I wonder if God feels the same way with us.
He commands. We ignore.
He speaks. We tune Him out.
He guides. We choose a different way.
He directs. We don’t do as He asks.
Though I’d like to say otherwise, I know it can be true for me far too often. So God gently nudges, kindly whispers, and patiently tries to steer us another way, hoping all the while that we will listen and respond.
Yet sometimes we don’t.
It might be deliberate – we don’t like what He’s telling us, so we choose to do it our own way. Other times, we just aren’t tuned into His leadership in our lives and so we can’t hear His voice or His direction. Whatever the case may be, we are not doing what God wants us to do.

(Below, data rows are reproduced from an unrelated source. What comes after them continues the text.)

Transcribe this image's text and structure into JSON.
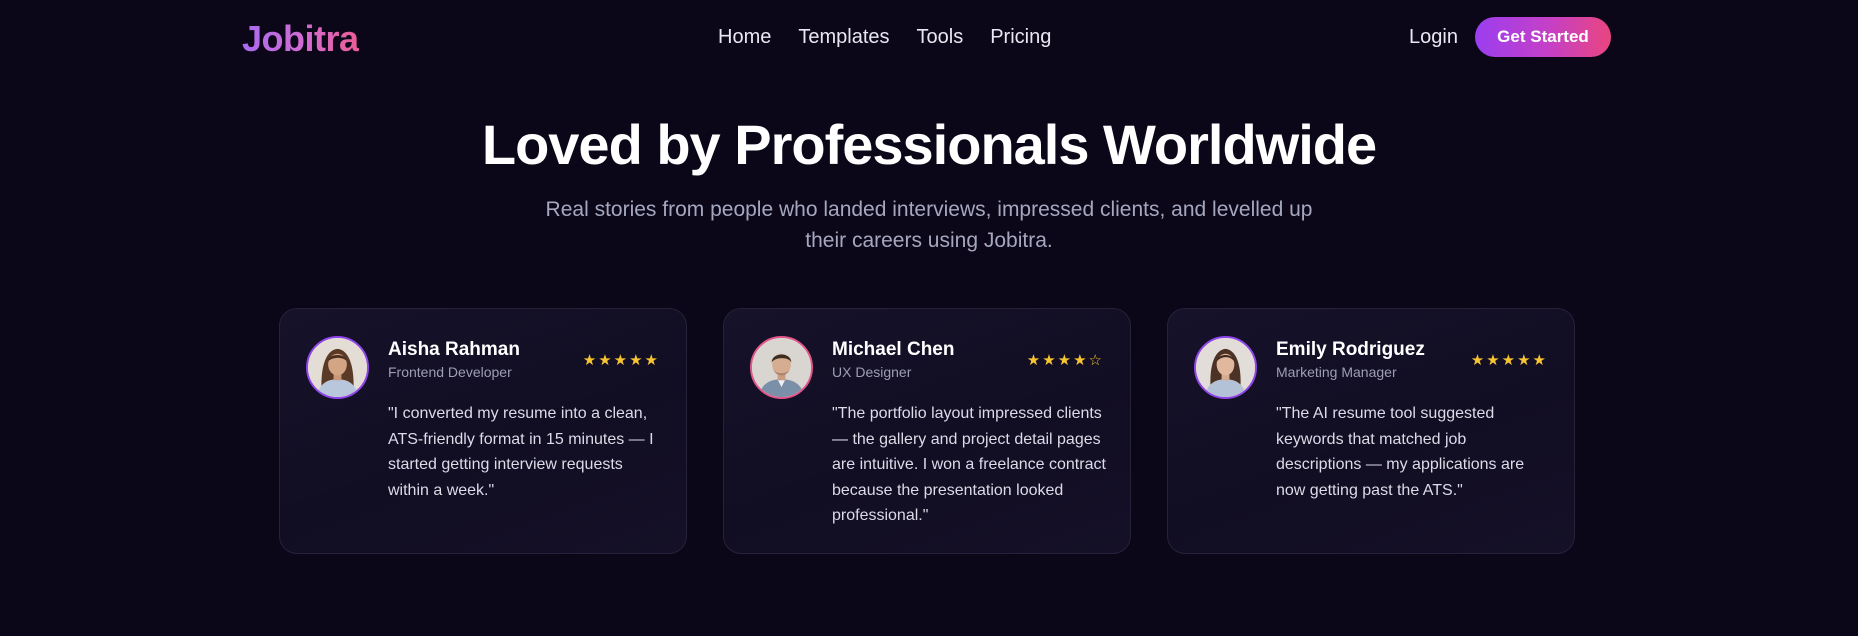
{
  "header": {
    "logo": "Jobitra",
    "nav": [
      "Home",
      "Templates",
      "Tools",
      "Pricing"
    ],
    "login": "Login",
    "cta": "Get Started"
  },
  "hero": {
    "title": "Loved by Professionals Worldwide",
    "subtitle": "Real stories from people who landed interviews, impressed clients, and levelled up their careers using Jobitra."
  },
  "testimonials": [
    {
      "name": "Aisha Rahman",
      "role": "Frontend Developer",
      "rating": 5,
      "stars": "★★★★★",
      "quote": "\"I converted my resume into a clean, ATS-friendly format in 15 minutes — I started getting interview requests within a week.\""
    },
    {
      "name": "Michael Chen",
      "role": "UX Designer",
      "rating": 4,
      "stars": "★★★★☆",
      "quote": "\"The portfolio layout impressed clients — the gallery and project detail pages are intuitive. I won a freelance contract because the presentation looked professional.\""
    },
    {
      "name": "Emily Rodriguez",
      "role": "Marketing Manager",
      "rating": 5,
      "stars": "★★★★★",
      "quote": "\"The AI resume tool suggested keywords that matched job descriptions — my applications are now getting past the ATS.\""
    }
  ],
  "colors": {
    "background": "#0b0719",
    "accent_purple": "#9b3ef0",
    "accent_pink": "#e9457e",
    "star": "#f6c531"
  }
}
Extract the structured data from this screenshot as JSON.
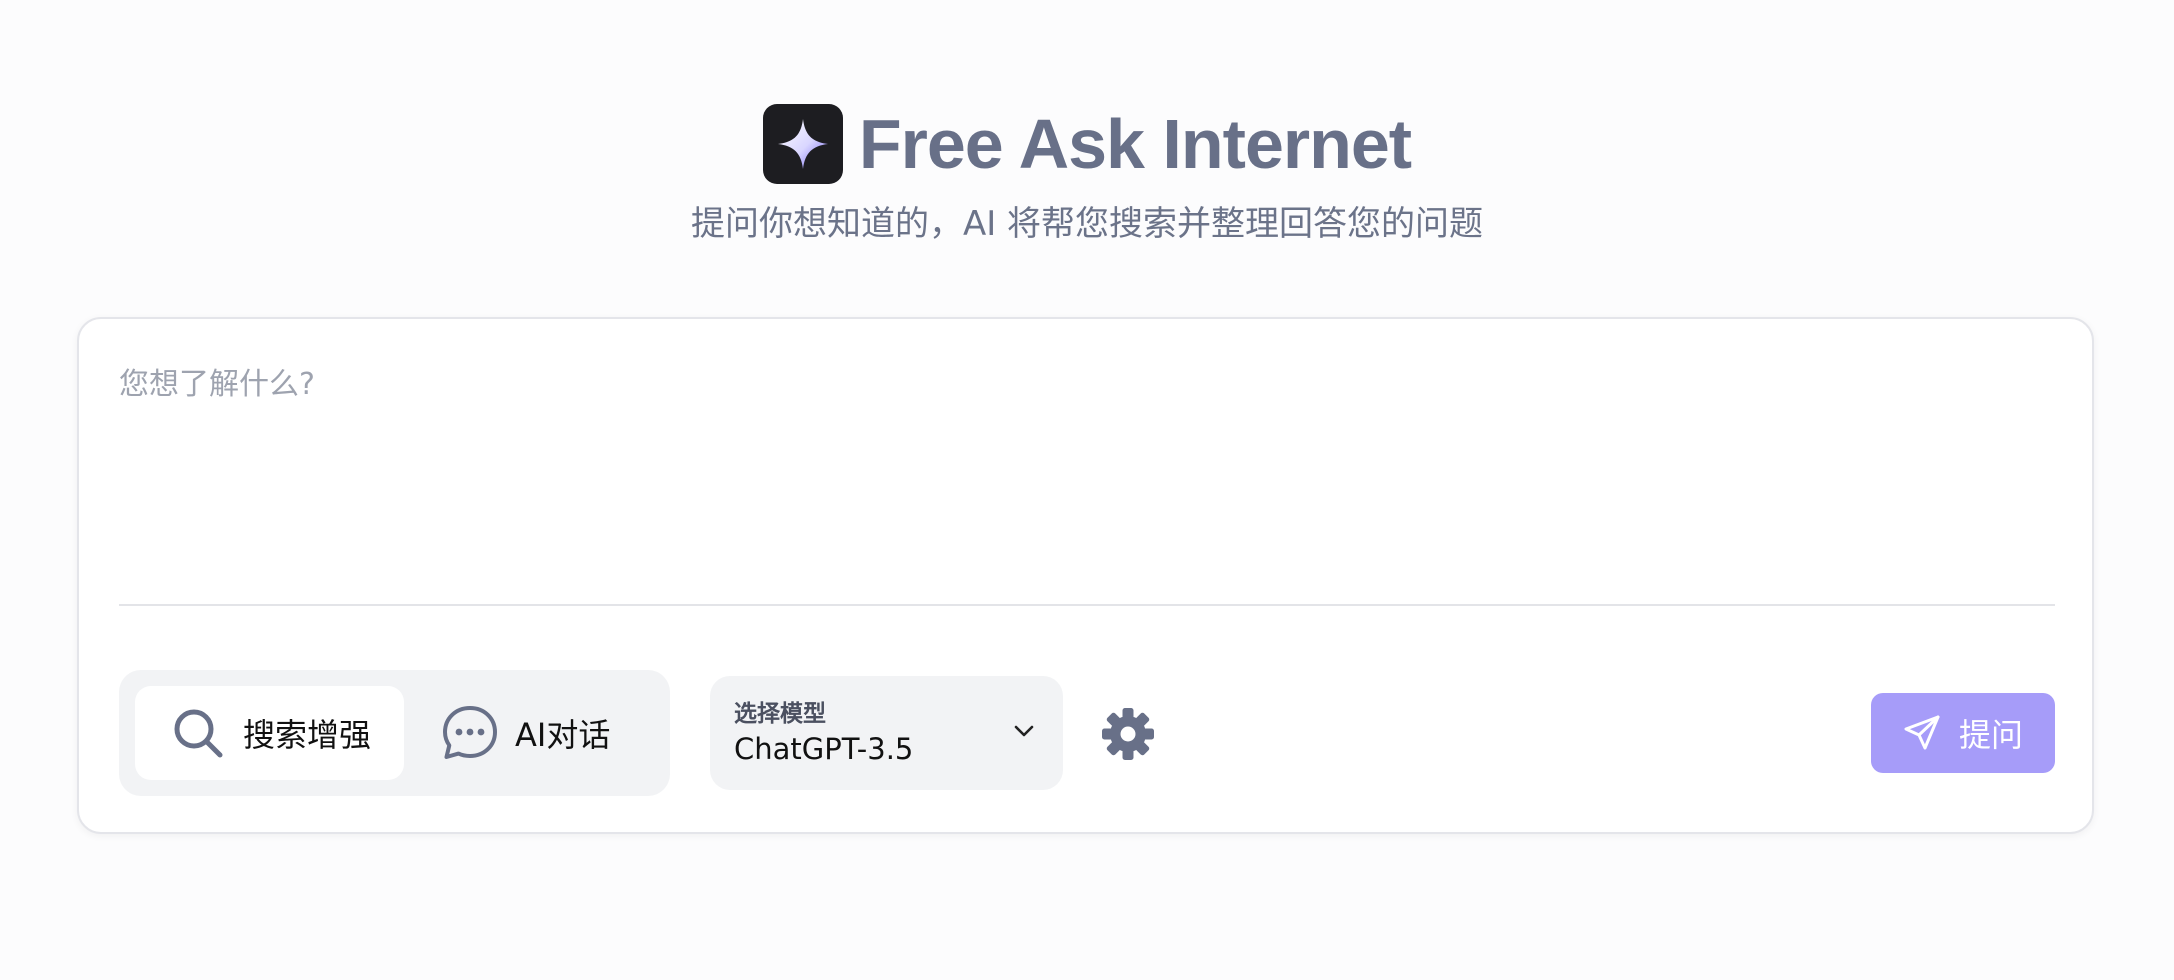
{
  "header": {
    "title": "Free Ask Internet",
    "subtitle": "提问你想知道的，AI 将帮您搜索并整理回答您的问题",
    "logo_icon": "sparkle-icon"
  },
  "question": {
    "value": "",
    "placeholder": "您想了解什么?"
  },
  "modes": {
    "search": {
      "label": "搜索增强",
      "icon": "search-icon",
      "selected": true
    },
    "chat": {
      "label": "AI对话",
      "icon": "chat-bubble-icon",
      "selected": false
    }
  },
  "model_select": {
    "caption": "选择模型",
    "value": "ChatGPT-3.5",
    "icon": "chevron-down-icon"
  },
  "settings": {
    "icon": "gear-icon"
  },
  "submit": {
    "label": "提问",
    "icon": "send-icon"
  },
  "colors": {
    "title": "#687088",
    "accent": "#a69cf9",
    "icon_gray": "#687088",
    "panel_bg": "#f2f3f5"
  }
}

Sometimes God says, “Enough.”
Though it grieves His heart, sometimes God knows that the only way to get through to us is to have that tough conversation. Without it, we’ll continue on in our headstrong unhealthy ways, and we will miss the blessings God has for us along the path He has chosen.
So He speaks.
God’s voice comes in these moments in many different forms. Make no mistake – God loves us so much that He will do whatever it takes to reach us, to speak to our hearts the message that we need to hear. Sometimes His message isn’t easy to hear because it bruises our egos and batters our hearts. Yet often we have to embrace the pain in order to accept the necessary change. It’s all for our good, if we’ll only listen and respond.
God, may I take the awareness of the many times you have to have those tough conversations with me into the next few days. Please guide my words and prepare my heart to speak with grace that provokes change.